The Whitley County Drainage Board on the morning of the meeting accepted an owner-funded reconstruction on Krieger Road and approved temporary "go in the red" funding to advance two Carter-area drainage repairs.
Staff described the Krieger Road (Old Trail/350 West) work as a continuation of an earlier owner-funded project. According to staff (Speaker 5), crews will lay a new pipe on top of the old pipe so the existing tile remains in service to catch upstream flow while the new line corrects drainage through a low, wet spot. Board members discussed prior grade issues from the first project and backfill requirements. Speaker 4 moved to accept the owner-funded reconstruction identified as Krieger 0095-Dash-000B; the motion was seconded and approved by voice vote. Chair announced the motion passed.

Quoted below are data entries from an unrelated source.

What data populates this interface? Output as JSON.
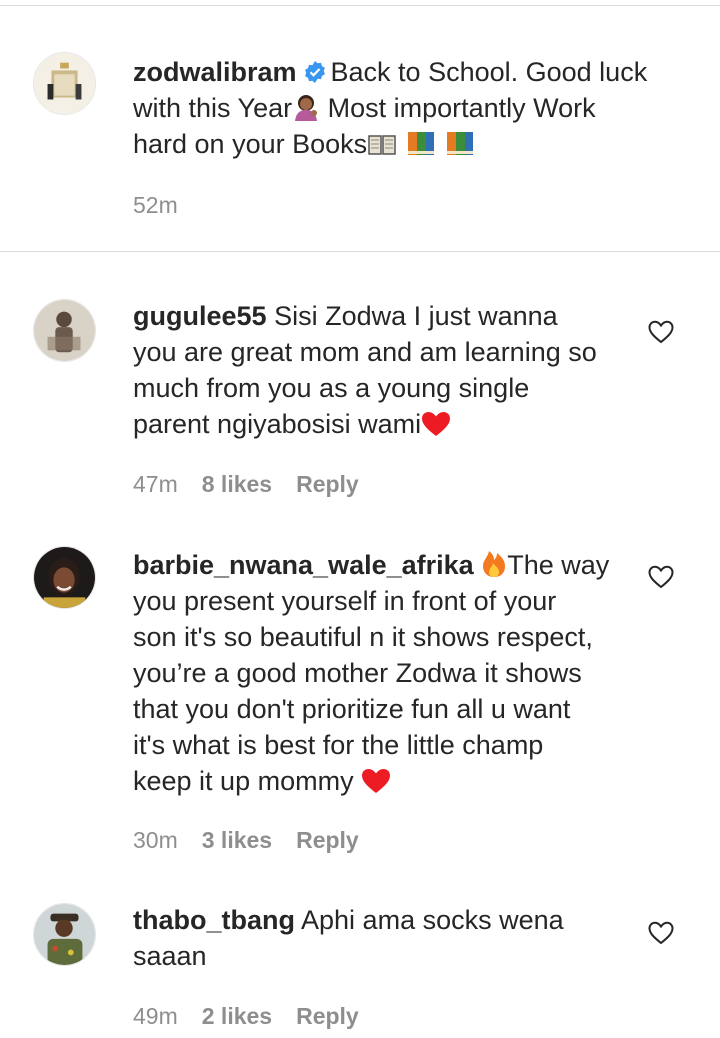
{
  "caption": {
    "username": "zodwalibram",
    "text_line1": "Back to School. Good luck",
    "text_line2a": "with this Year",
    "text_line2b": " Most importantly Work",
    "text_line3": "hard on your Books",
    "time": "52m"
  },
  "comments": [
    {
      "username": "gugulee55",
      "lines": [
        "Sisi Zodwa I just wanna",
        "you are great mom and am learning so",
        "much from you as a young single",
        "parent ngiyabosisi wami"
      ],
      "time": "47m",
      "likes": "8 likes",
      "reply": "Reply"
    },
    {
      "username": "barbie_nwana_wale_afrika",
      "lines": [
        "The way",
        "you present yourself in front of your",
        "son it's so beautiful n it shows respect,",
        "you’re a good mother Zodwa it shows",
        "that you don't prioritize fun all u want",
        "it's what is best for the little champ",
        "keep it up mommy"
      ],
      "time": "30m",
      "likes": "3 likes",
      "reply": "Reply"
    },
    {
      "username": "thabo_tbang",
      "lines": [
        "Aphi ama socks wena",
        "saaan"
      ],
      "time": "49m",
      "likes": "2 likes",
      "reply": "Reply"
    }
  ],
  "colors": {
    "text": "#262626",
    "meta": "#8e8e8e",
    "verified": "#3897f0",
    "heart_red": "#ed1c24"
  },
  "icons": [
    "verified-badge-icon",
    "woman-tipping-hand-emoji",
    "open-book-emoji",
    "books-emoji",
    "fire-emoji",
    "red-heart-emoji",
    "like-heart-icon"
  ]
}
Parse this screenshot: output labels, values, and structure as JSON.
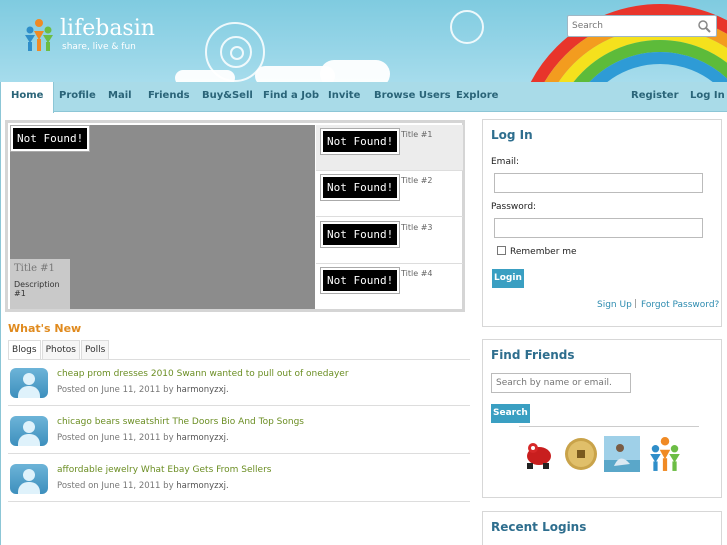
{
  "brand": {
    "name": "lifebasin",
    "tagline": "share, live & fun"
  },
  "search": {
    "placeholder": "Search"
  },
  "nav": {
    "left": [
      "Home",
      "Profile",
      "Mail",
      "Friends",
      "Buy&Sell",
      "Find a Job",
      "Invite",
      "Browse Users",
      "Explore"
    ],
    "right": [
      "Register",
      "Log In"
    ],
    "active": "Home"
  },
  "slider": {
    "not_found": "Not Found!",
    "main_title": "Title #1",
    "main_description": "Description #1",
    "thumbs": [
      "Title #1",
      "Title #2",
      "Title #3",
      "Title #4"
    ]
  },
  "whats_new": {
    "title": "What's New",
    "tabs": [
      "Blogs",
      "Photos",
      "Polls"
    ],
    "posts": [
      {
        "title": "cheap prom dresses 2010 Swann wanted to pull out of onedayer",
        "posted": "Posted on June 11, 2011 by ",
        "user": "harmonyzxj."
      },
      {
        "title": "chicago bears sweatshirt The Doors Bio And Top Songs",
        "posted": "Posted on June 11, 2011 by ",
        "user": "harmonyzxj."
      },
      {
        "title": "affordable jewelry What Ebay Gets From Sellers",
        "posted": "Posted on June 11, 2011 by ",
        "user": "harmonyzxj."
      }
    ]
  },
  "login": {
    "title": "Log In",
    "email_label": "Email:",
    "password_label": "Password:",
    "remember_label": "Remember me",
    "button": "Login",
    "signup": "Sign Up",
    "separator": "|",
    "forgot": "Forgot Password?"
  },
  "find_friends": {
    "title": "Find Friends",
    "placeholder": "Search by name or email.",
    "button": "Search",
    "avatars": [
      "red-robot-avatar",
      "coin-avatar",
      "photo-avatar",
      "lifebasin-logo-avatar"
    ]
  },
  "recent_logins": {
    "title": "Recent Logins"
  },
  "colors": {
    "accent": "#2e6e8e",
    "link": "#6b8e23",
    "orange": "#e08a1e",
    "button": "#3a9fc2",
    "nav": "#a9dbe8"
  }
}
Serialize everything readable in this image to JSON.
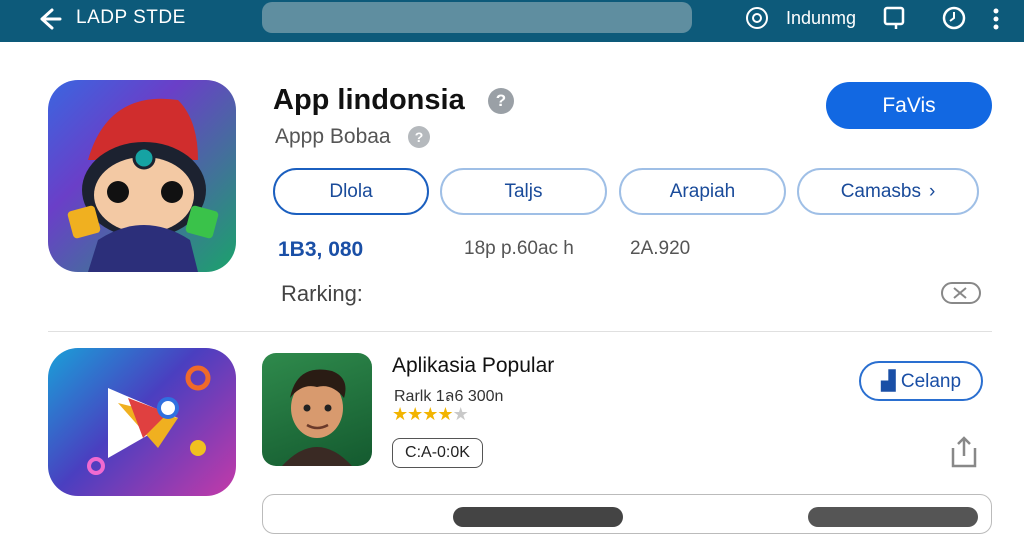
{
  "topbar": {
    "store_name": "LADP STDE",
    "user_name": "Indunmg",
    "icons": [
      "back-arrow-icon",
      "camera-icon",
      "cast-icon",
      "clock-icon",
      "more-vert-icon"
    ]
  },
  "app": {
    "title": "App lindonsia",
    "subtitle": "Appp Bobaa",
    "fav_button": "FaVis",
    "chips": [
      {
        "label": "Dlola"
      },
      {
        "label": "Taljs"
      },
      {
        "label": "Arapiah"
      },
      {
        "label": "Camasbs"
      }
    ],
    "stats": [
      "1Β3, 080",
      "18p p.60ac h",
      "2Α.920"
    ],
    "ranking_label": "Rarking:"
  },
  "popular": {
    "title": "Aplikasia Popular",
    "subtitle": "Rarlk 1ล6 300n",
    "rating": 4,
    "rating_max": 5,
    "price": "C:A-0:0K",
    "get_button": "Celanp"
  },
  "colors": {
    "topbar": "#0d5a7a",
    "primary": "#1268e2",
    "chip_text": "#1a4b9a"
  }
}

On two separate Carter-area requests, staff presented funding and scope details and the board approved both by voice vote. For Carter O104B (property owners Phil and Deb Beaver), staff spoke of roughly 2,500 feet of 18-inch tile and during discussion cited an estimated construction cost of $52,750; when the board moved and voted the motion record referenced $21,217. The transcript contains both numbers; the board approved the motion recorded at $21,217 to allow the drain fund to go "in the red" for one and a half years as presented.
For Carter 0107B (request by Jesse Ziegler), staff said the owner requested to go in the red for three years for $27,452 to install about 1,600 feet of 24-inch tile that runs through Lynnville property, and noted a subsequent phase crossing 300 North with an estimated cost of $53,300. Speaker 4 moved to approve the project; it was seconded and approved by voice vote.
Board members also reviewed routine maintenance matters: the spray-bed/herbicide contract cycle remains a two-year solicitation for open ditches (three vendors were solicited), and staff advised the board that access difficulties for some tiles may prompt a drone-spraying procurement option.
The votes recorded in the transcript were voice votes with "aye" responses; the record does not provide a roll-call tally, so exact yes/no counts are not specified.
What happens next: staff said it will proceed with the planned relays, send out bids for advertised projects (including a 2,000-foot, 24-inch replacement for the Alice J project), and manage contractor sequencing and site surveys to avoid repeating past grade problems. The board did not reference any ordinances or statutes during these motions.